Dr. Shojai continues to push hard for recognition of P3 by Maryland’s Medicaid program, which she expects to occur eventually. “Most of the battles have been to convince people that paying for pharmacists, while expensive, will save money and lives,” she said.

Annual Wellness Visits: A New Kind of Patient Care

Farther south, pharmacists in North Carolina are mining a section of the Affordable Care Act (ACA) and hauling out a steady new revenue source. The ACA established Medicare coverage for annual wellness visits (AWV), but Medicare doesn’t stipulate who must conduct the visit except to say that the clinician must be a licensed health professional.

“This is a completely new avenue for pharmacists to generate revenue by seeing Medicare patients and earning direct reimbursement at a higher service level,” said Betsy Bryant Shilliday, Pharm.D., CDE, CPP, associate clinical professor at the University of North Carolina at Chapel Hill School of Medicine and Eshelman School of Pharmacy.

“Across the board, this is a different type of visit than pharmacists are used to providing. It’s a big deal,” she said. Patients seem to think so, too. Appointment slots fill up weeks in advance. “It’s a service patients want, and that means I am generating income, too,” Dr. Shilliday added.

Reimbursement varies by region, but rates are uniformly higher than for nurse visits, and the service isn’t subject to the usual 20 percent copayment, said Dr.
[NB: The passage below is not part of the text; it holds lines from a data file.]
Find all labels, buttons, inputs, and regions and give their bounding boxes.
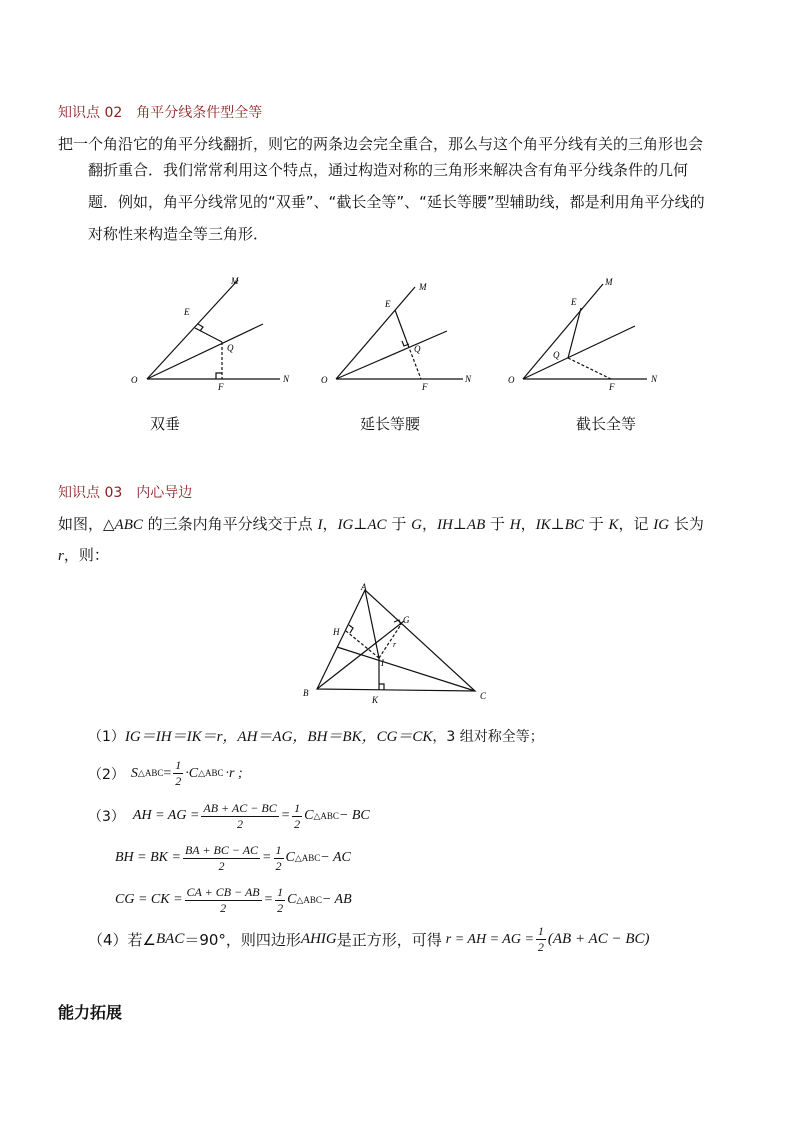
- figure-extend-isosceles: [318, 270, 488, 395]
- section-03-title: 内心导边: [136, 485, 193, 501]
- frac-num: 1: [275, 842, 282, 857]
- right-angle-mark: [216, 373, 222, 379]
- segment-EQ: [568, 308, 581, 358]
- item-4-label: （4）: [88, 931, 128, 949]
- label-F: F: [422, 382, 428, 392]
- item-1-label: （1）: [88, 729, 125, 745]
- right-angle-mark: [349, 625, 353, 633]
- intro-math: IK⊥BC: [535, 517, 584, 533]
- row-eq: =: [280, 808, 291, 823]
- intro-line: [58, 511, 748, 538]
- label-N: N: [283, 374, 290, 384]
- frac-num: 1: [294, 800, 301, 815]
- label-B: B: [303, 688, 309, 698]
- item-4-text: ＝90°，则四边形: [184, 931, 301, 949]
- segment-QF: [568, 358, 611, 379]
- intro-text: ，: [520, 515, 536, 533]
- intro-math: △ABC: [103, 517, 143, 533]
- label-M: M: [605, 277, 613, 287]
- figure-intercept-congruence: [505, 270, 670, 395]
- item-2: [88, 758, 243, 789]
- frac-num: AB + AC − BC: [203, 800, 277, 815]
- intro-text: ，: [322, 515, 338, 533]
- label-O: O: [131, 375, 138, 385]
- ray-OM: [147, 280, 238, 379]
- row-c: C: [285, 850, 295, 865]
- label-r: r: [393, 640, 397, 649]
- label-O: O: [321, 375, 328, 385]
- intro-math: IH⊥AB: [436, 517, 486, 533]
- label-C: C: [480, 691, 487, 701]
- label-M: M: [231, 276, 239, 286]
- bisector-ray: [523, 326, 635, 379]
- bisector-ray: [336, 331, 447, 379]
- label-G: G: [403, 615, 410, 625]
- label-E: E: [184, 307, 190, 317]
- half-frac: [292, 801, 302, 832]
- item-3-row-1: [88, 799, 370, 833]
- item-4-formula-post: (AB + AC − BC): [547, 931, 650, 947]
- label-E: E: [385, 299, 391, 309]
- label-F: F: [609, 382, 615, 392]
- section-02-paragraph: [58, 131, 748, 247]
- intro-text: 于: [485, 515, 510, 533]
- caption-extend-isosceles: 延长等腰: [360, 415, 421, 433]
- item-1-tail: ，3 组对称全等；: [432, 729, 544, 745]
- row-eq: =: [262, 850, 272, 865]
- figure-double-perpendicular: [125, 270, 305, 395]
- frac-den: 2: [218, 858, 225, 873]
- row-frac: [183, 843, 260, 874]
- frac-den: 2: [275, 858, 282, 873]
- row-tail: − AB: [321, 892, 352, 907]
- row-c: C: [287, 892, 297, 907]
- section-03-number: 知识点 03: [58, 485, 123, 501]
- row-lhs: CG = CK =: [115, 892, 183, 907]
- label-N: N: [651, 374, 658, 384]
- half-frac: [274, 843, 284, 874]
- label-Q: Q: [414, 344, 421, 354]
- frac-num: 1: [537, 924, 544, 938]
- row-eq: =: [263, 892, 274, 907]
- item-2-sub: △ABC: [137, 768, 164, 778]
- label-K: K: [372, 695, 379, 705]
- row-frac: [201, 801, 278, 832]
- intro-math: K: [608, 517, 619, 533]
- paragraph-line: 题．例如，角平分线常见的“双垂”、“截长全等”、“延长等腰”型辅助线，都是利用角平分线的: [88, 193, 705, 211]
- intro-math: IG: [653, 517, 670, 533]
- row-frac: [185, 885, 262, 916]
- frac-den: 2: [237, 816, 244, 831]
- intro-text: ，则：: [63, 546, 109, 564]
- item-1-math: IG＝IH＝IK＝r，AH＝AG，BH＝BK，CG＝CK: [124, 729, 433, 745]
- ray-OM: [523, 284, 603, 379]
- item-4-formula-pre: r = AH = AG =: [445, 931, 534, 947]
- label-F: F: [218, 382, 224, 392]
- label-O: O: [508, 375, 515, 385]
- section-03-intro: [58, 511, 748, 569]
- label-Q: Q: [553, 350, 560, 360]
- label-E: E: [571, 297, 577, 307]
- intro-math: IG⊥AC: [337, 517, 387, 533]
- label-M: M: [419, 282, 427, 292]
- intro-text: 长为: [669, 515, 704, 533]
- intro-text: 于: [583, 515, 609, 533]
- frac-den: 2: [175, 774, 182, 788]
- segment-EQ: [395, 310, 408, 345]
- intro-text: 于: [386, 515, 412, 533]
- item-4-math: BAC: [156, 931, 185, 947]
- frac-num: 1: [277, 884, 284, 899]
- frac-num: 1: [175, 758, 182, 772]
- caption-double-perpendicular: 双垂: [150, 415, 181, 433]
- item-4-text: 若∠: [127, 931, 156, 949]
- item-3-row-2: [88, 841, 370, 875]
- segment-QE: [195, 328, 222, 342]
- item-3-row-3: [88, 883, 370, 917]
- item-2-eq: =: [163, 765, 172, 781]
- item-2-frac: [173, 758, 183, 789]
- paragraph-line: 把一个角沿它的角平分线翻折，则它的两条边会完全重合，那么与这个角平分线有关的三角形也会: [58, 135, 704, 153]
- row-sub: △ABC: [294, 852, 321, 863]
- item-4: [88, 924, 650, 955]
- intro-line: [58, 542, 748, 569]
- paragraph-line: 翻折重合．我们常常利用这个特点，通过构造对称的三角形来解决含有角平分线条件的几何: [88, 161, 689, 179]
- item-3-label: （3）: [88, 809, 125, 825]
- item-2-tail: ·r ;: [225, 765, 243, 781]
- item-4-text: 是正方形，可得: [336, 931, 442, 949]
- intro-math: H: [509, 517, 521, 533]
- item-2-label: （2）: [88, 766, 125, 783]
- label-A: A: [361, 582, 367, 592]
- bisector-C: [337, 647, 475, 691]
- item-3: [88, 799, 370, 917]
- item-2-sub2: △ABC: [198, 768, 224, 778]
- label-I: I: [381, 658, 384, 668]
- item-1: [88, 727, 544, 747]
- bisector-ray: [147, 324, 263, 379]
- section-02-number: 知识点 02: [58, 105, 123, 121]
- row-tail: − BC: [338, 808, 370, 823]
- frac-num: BA + BC − AC: [184, 842, 259, 857]
- row-lhs: AH = AG =: [132, 808, 200, 823]
- intro-text: ，记: [618, 515, 654, 533]
- ability-extension-heading: 能力拓展: [58, 1003, 123, 1022]
- intro-text: 如图，: [58, 515, 104, 533]
- segment-IG: [379, 626, 400, 658]
- frac-den: 2: [277, 900, 284, 915]
- intro-math: I: [317, 517, 323, 533]
- figure-incenter-triangle: [295, 580, 495, 710]
- half-frac: [275, 885, 285, 916]
- frac-den: 2: [294, 816, 301, 831]
- frac-den: 2: [537, 940, 544, 954]
- item-4-math: AHIG: [300, 931, 337, 947]
- frac-num: CA + CB − AB: [186, 884, 260, 899]
- intro-text: ，: [421, 515, 437, 533]
- row-sub: △ABC: [296, 894, 322, 905]
- row-tail: − AC: [320, 850, 351, 865]
- half-frac: [536, 924, 546, 955]
- item-2-lhs: S: [130, 765, 138, 781]
- right-angle-mark: [379, 684, 384, 690]
- section-02-heading: [58, 102, 262, 122]
- paragraph-line: 对称性来构造全等三角形．: [88, 225, 269, 243]
- intro-math: r: [58, 548, 64, 564]
- intro-text: 的三条内角平分线交于点: [142, 515, 318, 533]
- section-03-heading: [58, 482, 192, 502]
- caption-intercept-congruence: 截长全等: [576, 415, 637, 433]
- label-N: N: [465, 374, 472, 384]
- frac-den: 2: [220, 900, 227, 915]
- label-H: H: [333, 627, 340, 637]
- section-02-title: 角平分线条件型全等: [136, 105, 263, 121]
- item-2-c: ·C: [185, 765, 199, 781]
- label-Q: Q: [227, 343, 234, 353]
- row-c: C: [304, 808, 314, 823]
- row-sub: △ABC: [313, 810, 339, 821]
- row-lhs: BH = BK =: [115, 850, 181, 865]
- intro-math: G: [411, 517, 422, 533]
Shilliday, who details the visit requirements on the Section of Ambulatory Care Practitioners portion of the ASHP website.

The practice of pharmacists conducting AWVs is not yet widespread, but Dr. Shilliday predicts steady growth as health systems realize that this represents a practical and profitable way to mitigate the shortage of primary care providers. Ultimately, it is up to pharmacists to identify these kinds of opportunities, according to Dr. Shilliday. “We need to step outside our comfort zone of practice to embrace innovative opportunities, expand our scope of practice, and assume new responsibilities” she said.

Bearing the Burden of Proof 

Mary Ann Kliethermes, Pharm.D., vice chair of ambulatory and associate professor at the Chicago College of Pharmacy, Midwestern University, in Downers Grove, Ill., agrees that in the current health care landscape, pharmacists bear the burden to prove their worth. Her own experience is a case in point. Dr. Kliethermes works part-time in an internal medicine office of a large, multi-site physician group in the Chicago suburbs. Until recently, her main responsibility had been counseling patients who were on anticoagulation therapy. She and the one other pharmacist in the office, however, envisioned much more.

Mary Ann Kliethermes, Pharm.D.

Over six months, they assembled a detailed business plan to broaden medication management services and projected the potential clinical and financial gains. They supported their case with data that showed, among other things, how pharmacist-directed medication management greatly reduced drug-related hospital readmission rates. By fortunate coincidence, the physician group had decided to adopt a patient-centered medical home model, necessitating a closer look at clinical outcomes. The result: Two pharmacists were added to their staff and a third is under consideration.

Their approach embraced the reality of the newer models to which health organizations must hew, and which tie reimbursement to quality and cost reduction, said Dr. Kliethermes, who co-edited, Building a Successful Ambulatory Care Practice, recently published by ASHP.

“We offered a total business package, justified our skills, and showed how we could help the practice meet its goals,” she said. “It is up to the health organization to decide how to allocate its resources, but it is up to pharmacists to show how they can improve outcomes.”